I’ve eaten in all of these restaurants (except Les 110), but have not been to Jean-Georges in New York, where Vongerichten is renowned for his innate ability to weave southeast Asian influences into classic French dishes. It was groundbreaking when it opened in 1997, quickly landing a New York Times four-star rating (the top accolade) from restaurant critic Ruth Reichl, and this is the magic we are promised in the rooftop restaurant in The Leinster, a new hotel in Dublin 2.

A shiny brass lift transports us upstairs and the fresh paint vapours are still lingering as we head into the restaurant, which has been open a week.

The appetisers read like the sort of lunch dishes you might get in a spa – market beets with avocado purée, shaved broccoli and kale salad with a soft-boiled egg, and warm shrimp salad with avocado and tomato. I go for the shrimp salad (€17).

I am quite surprised by how taken I am with the salad. It feels incredibly New York, a plate of tossed green leaves with slices of avocado and a concassé of tomatoes that have been painstakingly peeled. But the star is a buttery sauce that has been spooned over five plump shrimps. It makes everything work. For our other starter, five crisp baby artichokes (€15) are golden and nutty, served with an assertive rose saffron aioli.

We have selected an Eschenhof Holzer Zweigelt (€55) from a wine list that really needs to add some bottles at the more accessible end of things. It is just a short list when I visit, a more extensive list is on the way, but I wouldn’t hold out for a slew of affordable options.

Encrusting vegetables, fish and meat in crunchy bits seems to be a theme of Vongerichten’s. A whole roasted cauliflower with a golden halo of turmeric, tahini, date molasses and pistachio lands at the table beside us; organic chicken is encrusted in Parmesan, and my main course, wild turbot, comes crusted with nuts and seeds (€38). It sits on top of halved cherry tomatoes and thin slices of potato in a “sweet and sour jus”. The jus, a beurre blanc with an Asian inflection, is rich and delicious; skilfully balanced with an assured splash of acidity.

The charred marinated duck breast (€40), is rare and nicely cooked with skin that has been rendered to a crisp. Caraflex cabbage has been braised and served alongside the duck in a vibrant terracotta sauce, the heat from the sriracha tempered with coconut, Thai basil and a cut of lime.

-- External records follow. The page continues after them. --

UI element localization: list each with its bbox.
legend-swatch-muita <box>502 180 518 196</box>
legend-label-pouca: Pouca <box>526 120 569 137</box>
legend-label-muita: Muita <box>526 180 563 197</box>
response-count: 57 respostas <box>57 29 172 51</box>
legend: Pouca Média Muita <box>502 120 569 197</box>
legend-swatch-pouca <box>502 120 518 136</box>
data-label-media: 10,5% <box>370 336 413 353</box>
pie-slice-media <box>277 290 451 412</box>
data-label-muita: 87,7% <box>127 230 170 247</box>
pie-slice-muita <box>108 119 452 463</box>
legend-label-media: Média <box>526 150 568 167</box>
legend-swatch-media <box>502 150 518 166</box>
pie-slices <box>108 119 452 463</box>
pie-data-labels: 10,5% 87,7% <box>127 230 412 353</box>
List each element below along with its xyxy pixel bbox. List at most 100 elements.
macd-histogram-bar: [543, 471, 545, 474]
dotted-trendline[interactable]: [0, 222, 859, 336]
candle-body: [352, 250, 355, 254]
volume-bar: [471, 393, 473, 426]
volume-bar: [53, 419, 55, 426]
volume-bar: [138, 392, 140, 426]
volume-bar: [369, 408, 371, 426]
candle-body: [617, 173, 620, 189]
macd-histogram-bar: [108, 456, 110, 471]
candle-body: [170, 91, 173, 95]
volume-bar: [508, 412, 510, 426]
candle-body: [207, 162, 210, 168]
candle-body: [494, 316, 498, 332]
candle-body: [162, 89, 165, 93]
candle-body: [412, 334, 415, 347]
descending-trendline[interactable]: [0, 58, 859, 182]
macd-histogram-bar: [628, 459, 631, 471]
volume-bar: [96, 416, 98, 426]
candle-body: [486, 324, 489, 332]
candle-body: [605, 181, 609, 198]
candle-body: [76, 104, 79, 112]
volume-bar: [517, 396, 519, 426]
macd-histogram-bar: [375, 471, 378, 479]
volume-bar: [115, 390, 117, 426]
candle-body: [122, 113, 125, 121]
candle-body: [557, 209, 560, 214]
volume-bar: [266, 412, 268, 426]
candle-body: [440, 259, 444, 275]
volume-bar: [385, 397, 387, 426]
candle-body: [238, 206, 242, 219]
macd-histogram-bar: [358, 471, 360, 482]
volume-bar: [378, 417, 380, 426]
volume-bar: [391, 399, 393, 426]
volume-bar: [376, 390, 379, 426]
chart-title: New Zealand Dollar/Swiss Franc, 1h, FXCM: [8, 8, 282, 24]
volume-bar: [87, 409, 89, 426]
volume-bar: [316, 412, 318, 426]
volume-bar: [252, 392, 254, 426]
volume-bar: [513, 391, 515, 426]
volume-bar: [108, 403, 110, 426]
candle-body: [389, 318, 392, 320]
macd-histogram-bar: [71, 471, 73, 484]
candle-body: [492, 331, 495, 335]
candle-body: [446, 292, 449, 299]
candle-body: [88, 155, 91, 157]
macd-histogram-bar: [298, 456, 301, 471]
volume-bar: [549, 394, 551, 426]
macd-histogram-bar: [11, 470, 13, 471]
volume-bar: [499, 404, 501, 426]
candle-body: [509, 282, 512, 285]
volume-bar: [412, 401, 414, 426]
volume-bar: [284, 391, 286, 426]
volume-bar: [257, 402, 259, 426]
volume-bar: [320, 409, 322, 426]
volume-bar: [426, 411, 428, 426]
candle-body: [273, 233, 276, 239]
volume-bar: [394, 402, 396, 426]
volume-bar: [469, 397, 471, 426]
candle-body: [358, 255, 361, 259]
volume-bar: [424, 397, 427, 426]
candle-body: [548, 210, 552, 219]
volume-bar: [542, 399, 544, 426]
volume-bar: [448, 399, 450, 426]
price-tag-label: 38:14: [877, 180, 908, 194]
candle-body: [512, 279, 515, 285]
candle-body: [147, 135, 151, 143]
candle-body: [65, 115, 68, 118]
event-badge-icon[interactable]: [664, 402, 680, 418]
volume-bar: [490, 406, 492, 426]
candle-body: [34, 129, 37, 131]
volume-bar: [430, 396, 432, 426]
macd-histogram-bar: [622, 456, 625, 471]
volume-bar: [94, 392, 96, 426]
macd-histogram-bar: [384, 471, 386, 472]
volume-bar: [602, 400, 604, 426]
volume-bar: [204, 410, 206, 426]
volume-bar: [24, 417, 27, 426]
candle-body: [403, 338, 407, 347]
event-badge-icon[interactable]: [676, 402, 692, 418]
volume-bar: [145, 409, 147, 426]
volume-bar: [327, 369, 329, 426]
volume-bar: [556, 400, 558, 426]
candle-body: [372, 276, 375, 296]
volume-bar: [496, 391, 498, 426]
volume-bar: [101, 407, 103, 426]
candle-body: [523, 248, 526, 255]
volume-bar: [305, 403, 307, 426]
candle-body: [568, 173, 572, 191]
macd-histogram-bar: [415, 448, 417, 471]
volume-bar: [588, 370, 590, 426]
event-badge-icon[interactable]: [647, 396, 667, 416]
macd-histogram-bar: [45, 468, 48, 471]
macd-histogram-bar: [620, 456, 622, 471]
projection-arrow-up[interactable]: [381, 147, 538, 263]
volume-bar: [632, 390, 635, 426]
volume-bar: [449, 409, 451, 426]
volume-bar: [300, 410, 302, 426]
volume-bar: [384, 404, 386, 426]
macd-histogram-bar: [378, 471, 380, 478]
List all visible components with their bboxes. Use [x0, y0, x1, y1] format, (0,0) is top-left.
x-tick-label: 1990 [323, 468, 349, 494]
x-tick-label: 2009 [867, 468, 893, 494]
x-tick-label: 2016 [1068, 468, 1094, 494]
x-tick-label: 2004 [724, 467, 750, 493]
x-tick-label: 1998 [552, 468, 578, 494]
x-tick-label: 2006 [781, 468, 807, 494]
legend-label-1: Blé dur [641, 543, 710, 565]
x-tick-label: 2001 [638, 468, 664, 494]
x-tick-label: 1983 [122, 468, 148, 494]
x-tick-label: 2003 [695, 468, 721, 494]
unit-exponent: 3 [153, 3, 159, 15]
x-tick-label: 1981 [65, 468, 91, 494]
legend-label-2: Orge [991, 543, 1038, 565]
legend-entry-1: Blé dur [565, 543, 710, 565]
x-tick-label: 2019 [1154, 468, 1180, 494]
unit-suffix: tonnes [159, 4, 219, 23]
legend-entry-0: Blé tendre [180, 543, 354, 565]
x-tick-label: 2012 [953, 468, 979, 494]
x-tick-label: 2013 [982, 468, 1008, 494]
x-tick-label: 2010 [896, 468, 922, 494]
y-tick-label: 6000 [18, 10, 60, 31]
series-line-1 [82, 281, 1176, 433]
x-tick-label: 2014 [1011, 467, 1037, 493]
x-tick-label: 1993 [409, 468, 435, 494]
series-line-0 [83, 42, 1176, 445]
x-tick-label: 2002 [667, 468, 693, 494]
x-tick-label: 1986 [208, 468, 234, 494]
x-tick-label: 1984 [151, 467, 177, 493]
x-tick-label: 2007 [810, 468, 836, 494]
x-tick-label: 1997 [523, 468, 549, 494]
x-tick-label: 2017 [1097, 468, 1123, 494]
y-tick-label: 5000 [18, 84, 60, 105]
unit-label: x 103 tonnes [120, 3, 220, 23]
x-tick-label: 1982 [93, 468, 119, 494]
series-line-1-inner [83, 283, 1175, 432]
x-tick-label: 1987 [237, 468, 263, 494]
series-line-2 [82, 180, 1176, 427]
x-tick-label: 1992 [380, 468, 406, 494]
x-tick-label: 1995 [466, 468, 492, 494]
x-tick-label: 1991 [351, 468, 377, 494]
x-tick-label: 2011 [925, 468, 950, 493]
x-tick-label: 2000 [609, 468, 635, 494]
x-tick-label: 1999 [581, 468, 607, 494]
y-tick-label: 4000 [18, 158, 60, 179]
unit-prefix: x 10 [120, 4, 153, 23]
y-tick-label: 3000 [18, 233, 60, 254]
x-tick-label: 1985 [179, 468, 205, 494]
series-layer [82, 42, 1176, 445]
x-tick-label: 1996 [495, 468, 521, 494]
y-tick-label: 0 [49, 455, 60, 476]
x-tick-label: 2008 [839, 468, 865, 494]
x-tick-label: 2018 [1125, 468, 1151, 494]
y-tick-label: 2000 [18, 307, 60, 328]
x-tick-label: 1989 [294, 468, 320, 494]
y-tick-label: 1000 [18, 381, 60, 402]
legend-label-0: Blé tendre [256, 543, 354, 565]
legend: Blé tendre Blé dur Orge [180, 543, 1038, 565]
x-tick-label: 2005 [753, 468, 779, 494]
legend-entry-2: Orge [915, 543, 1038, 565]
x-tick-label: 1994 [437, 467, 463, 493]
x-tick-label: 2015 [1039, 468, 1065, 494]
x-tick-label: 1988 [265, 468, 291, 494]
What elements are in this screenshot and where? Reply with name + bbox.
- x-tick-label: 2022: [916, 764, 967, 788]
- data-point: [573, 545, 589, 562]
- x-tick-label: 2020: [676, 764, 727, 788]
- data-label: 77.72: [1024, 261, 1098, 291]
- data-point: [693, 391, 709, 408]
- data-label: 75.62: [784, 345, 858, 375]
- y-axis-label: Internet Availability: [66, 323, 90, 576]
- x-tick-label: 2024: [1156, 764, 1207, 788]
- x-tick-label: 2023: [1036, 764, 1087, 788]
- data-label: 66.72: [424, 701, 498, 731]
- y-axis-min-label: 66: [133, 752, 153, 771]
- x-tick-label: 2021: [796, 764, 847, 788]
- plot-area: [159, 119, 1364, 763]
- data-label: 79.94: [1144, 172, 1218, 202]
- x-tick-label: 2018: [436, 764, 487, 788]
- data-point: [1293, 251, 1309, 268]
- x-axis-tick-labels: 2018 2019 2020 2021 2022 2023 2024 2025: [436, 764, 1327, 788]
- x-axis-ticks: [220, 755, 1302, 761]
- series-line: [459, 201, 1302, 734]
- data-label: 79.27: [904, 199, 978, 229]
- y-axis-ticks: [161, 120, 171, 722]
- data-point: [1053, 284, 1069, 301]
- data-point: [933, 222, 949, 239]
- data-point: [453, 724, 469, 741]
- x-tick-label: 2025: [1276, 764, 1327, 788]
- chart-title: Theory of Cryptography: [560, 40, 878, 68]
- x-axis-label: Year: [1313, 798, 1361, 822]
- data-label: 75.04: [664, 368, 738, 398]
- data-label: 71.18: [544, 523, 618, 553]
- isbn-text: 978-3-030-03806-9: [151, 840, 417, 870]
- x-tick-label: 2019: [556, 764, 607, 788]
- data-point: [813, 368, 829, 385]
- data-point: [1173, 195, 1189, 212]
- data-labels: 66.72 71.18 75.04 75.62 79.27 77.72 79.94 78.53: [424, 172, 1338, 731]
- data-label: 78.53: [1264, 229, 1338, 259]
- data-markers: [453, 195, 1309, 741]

The desserts are fairly simple. A rhubarb trifle (€12) is layered up in a glass with lychee gelée, cream, biscuit crumble and a little sorbet, and the meringue-shaped pavlova (€12) is not great, it’s too soft in the middle and lacks the marshmallow texture you expect. However, the blood orange sorbet accompanying it is very good.

International names over doors – Gordon Ramsay, Jean-Cristophe Novelli, Jamie Oliver, Marco Pierre White – have never quite been our thing in Ireland, with some working better than others. At Jean-Georges, which you could describe as a posh chain within the Press-Up managed chain, prices come in a tad higher than the small independent restaurants around town (Uno Mas, Kicky’s, Allta, Library Street and La Gordita), so there’s a bit of a premium for that expensive fit-out. But it is an accessible menu, the food is tasty, and already the room is filled with the Dublin 4 and south county Dublin set.

Dinner for two with a bottle of wine was €189.

The Verdict: Classic dishes with vibrant southeast Asian influences

Music: Jazz, very much in the background

Food provenance: Glenmar, Nick’s Fish, John Stone, Iona Farm, Dave Molloy meat, La Rousse, Keelings and Silverhill duck.

Vegetarian options: Whole roasted cauliflower, sweet pea soup, and mushroom walnut Bolognese, all vegan.

Wheelchair access: Fully accessible with accessible toilet.